Does it make sense to use sessionStorage to hold user auth info?
Yes. You will need to decide between local/session Storage depending on how you want it to work. We decided we wanted the session to still be active for the time period that the backend recognizes, so even if the user closes the browser and reopens it, they will be logged in, and so we opted for localStorage instead of sessionStorage.
How do you trigger the requests for all the other information that is required for the application? Do you emit/listen to a LOGIN event that gets broadcast in both scenarios?
After login, we redirect the user to the "landing" page (route). All of our route/state changes wait on a resolve function which is doing the session auth. We only store the session id in localStorage. After the successful state change, the controllers that go with the newly loaded views start requesting data from our services. All of our controllers are designed to load data on init. So no, we do not use events. It feels like events should be used only as a last resort - and that is also the impression I get from core Angular devs since I get chastised for event usage in pull requests :)

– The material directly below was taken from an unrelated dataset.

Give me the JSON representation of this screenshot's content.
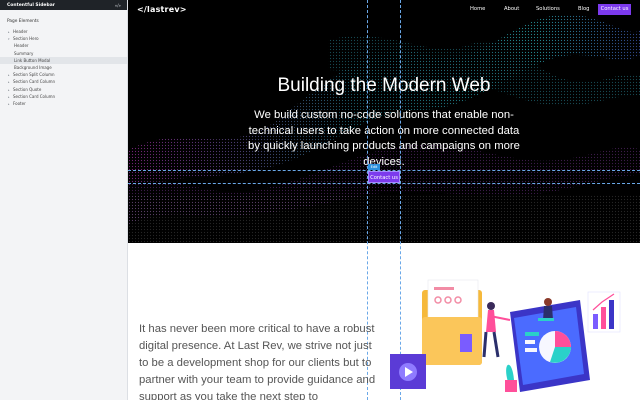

My plan was to wrap the socket.io connection attempt and the ".on(...)" calls inside of the LOGIN event, does that make sense?
Maybe. I am not using socket.io outright, but instead have been experimenting with atmosphere (mainly because we had a java backend requirement). I do initiate the connection in the login success handler. But the general atmosphere event handling I have put into an application-level controller that is on <body>.
And if you want to listen to socket.io events or grab information from the server in a controller that is loaded after the LOGIN event has fired, how do you trigger the data from being retrieved from the server?
I could imagine (again using an app-level controller, or a service, or in my case, likely both) a function that returns the socket.io connection. A controller that has come into being could grab the socket.io stuff on init, and setup the listeners for the events that it is interested in.
My advice is to get all of your session and auth stuff worked out first, especially with regard to how you are going to do routing. Once all of it is working to your satisfaction, then add the socket.io stuff in. I realize that this might not be possible in all cases because perhaps you need something from the socket.io connection that is critical to your app even at an early stage.